Both did "surprisingly well," executives said. Two more documentaries are set to premiere at SXSW this spring: "The Bandit," about the making of 1970 hit "Smokey & the Bandit" and "Chicken People," centered on show chicken breeders.
CMT bosses were pleased with the Cash documentary, something that delved deeper thanks to the Nashville-based network's connections to the singer's family. "When you have the access and story that nobody else has, it's really gratifying to find an audience," Philips said. "We now have a footing with the kind of documentaries we've made, and we've got permission from the audience to go even further with storytelling about music."
What about the music? CMT banks on its longtime "Crossroads" specials where it mixes genres; upcoming episodes feature Luke Bryan and Jason Derulo, along with Thomas Rhett and Nick Jonas.
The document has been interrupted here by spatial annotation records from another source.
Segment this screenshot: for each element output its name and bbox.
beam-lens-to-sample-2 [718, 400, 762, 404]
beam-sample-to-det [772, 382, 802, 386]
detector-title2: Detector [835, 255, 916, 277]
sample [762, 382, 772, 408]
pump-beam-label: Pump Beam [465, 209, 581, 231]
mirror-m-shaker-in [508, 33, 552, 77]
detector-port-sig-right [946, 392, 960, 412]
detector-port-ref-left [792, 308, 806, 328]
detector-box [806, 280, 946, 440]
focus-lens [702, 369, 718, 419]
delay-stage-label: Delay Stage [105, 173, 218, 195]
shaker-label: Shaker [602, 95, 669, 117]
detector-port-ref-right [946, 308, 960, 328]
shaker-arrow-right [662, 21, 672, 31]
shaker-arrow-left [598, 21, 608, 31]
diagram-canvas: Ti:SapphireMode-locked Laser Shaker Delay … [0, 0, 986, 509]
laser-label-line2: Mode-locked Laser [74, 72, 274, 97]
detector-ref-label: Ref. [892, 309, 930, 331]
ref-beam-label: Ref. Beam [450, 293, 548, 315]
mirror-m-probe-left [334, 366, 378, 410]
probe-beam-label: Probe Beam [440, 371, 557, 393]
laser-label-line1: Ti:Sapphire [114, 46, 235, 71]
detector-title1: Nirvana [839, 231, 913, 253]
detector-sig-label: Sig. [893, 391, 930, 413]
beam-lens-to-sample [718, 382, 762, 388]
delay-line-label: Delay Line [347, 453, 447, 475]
The network also still plays music videos in a four-hour block each morning, though these days, it prides itself most of all on breaking unknown artists – especially in a climate where it's increasingly tough for new acts to get played on the radio, the most influential platform in the genre.
CMT recently went as far as to fund a music video for Chris Janson, an artist struggling to get a record deal. The network was also an early supporter of 2015 breakout star Kelsea Ballerini, and promoted her across all its platforms from CMT.com to the annual CMT Awards.
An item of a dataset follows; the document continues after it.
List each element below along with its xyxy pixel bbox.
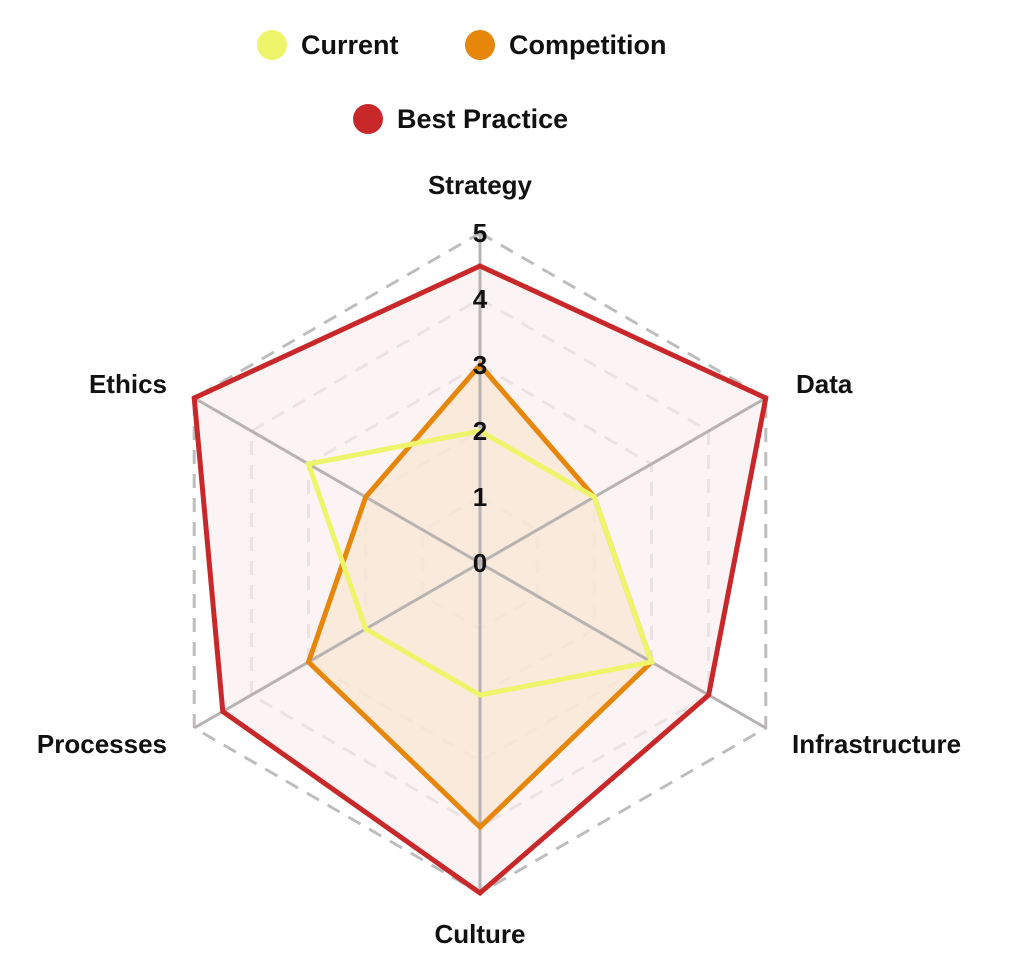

Leslie Fram, senior vice president of music strategy and talent, said her goal was to find new ways to showcase emerging new artists beyond the digital space. CMT Music, a 24-hour music video channel, now boasts "Artist Discovery," a rotation of videos from independent singers. A campaign called "Listen Up" introduces viewers to spotlight new performers. Two years ago, Fram launched "Next Women of Country" to promote female acts, who have a notoriously difficult time breaking into radio.
"Seeing the landscape at terrestrial radio, we can't control that, but we feel we can influence it," Fram said. "So if you listen to an hour of terrestrial radio, you might have one female. But if you watch CMT and our music hours, you'll see many more than that."
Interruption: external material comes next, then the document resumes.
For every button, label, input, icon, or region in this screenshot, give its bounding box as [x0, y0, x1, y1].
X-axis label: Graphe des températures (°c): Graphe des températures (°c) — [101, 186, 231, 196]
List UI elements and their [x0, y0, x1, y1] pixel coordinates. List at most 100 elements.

The last piece of the puzzle is scripted shows. Back in 2011, CMT launched its first original scripted series, a family comedy starring Melissa Peterman called "Working Class" that faded fairly quickly. However, with a schedule relying on syndicated reruns of blue-collar sitcoms like "Reba," "Last Man Standing" and "Raising Hope," CMT executives know their viewers like comedy.
Philips says they're developing original comedies this year with "musical gravitas": The first being "Still the King," a comedy starring Billy Ray Cyrus as a washed-up, one-hit wonder country music singer who turns his life around when he learns he has a 15-year-old daughter. (It's a passion project for Cyrus, who serves as a writer and executive producer.) The network also has high hopes for impending drama "Million Dollar Quartet," an eight-episode miniseries inspired by the Broadway musical, about the early days of Elvis Presley, Johnny Cash, Jerry Lee Lewis and Carl Perkins.
It's all part of CMT's willingness to experiment, which of course leads to varying results. Some things work, like the quirky reality series "I Love Kellie Pickler" starring the former "American Idol" contestant; others don't, like when the channel tried to capitalize on late-night TV virality with the "The Josh Wolf Show." And executives say the channel's core brand won't be compromised, even while appealing to a large swath of viewers.
"I honestly think it's so exciting we have such a broad slate of programming coming," said Anthony Barton, senior vice president of marketing. While some people may raise an eyebrow now when they see a more mainstream show on CMT, he added, "I think in the very near future, that will never be an issue."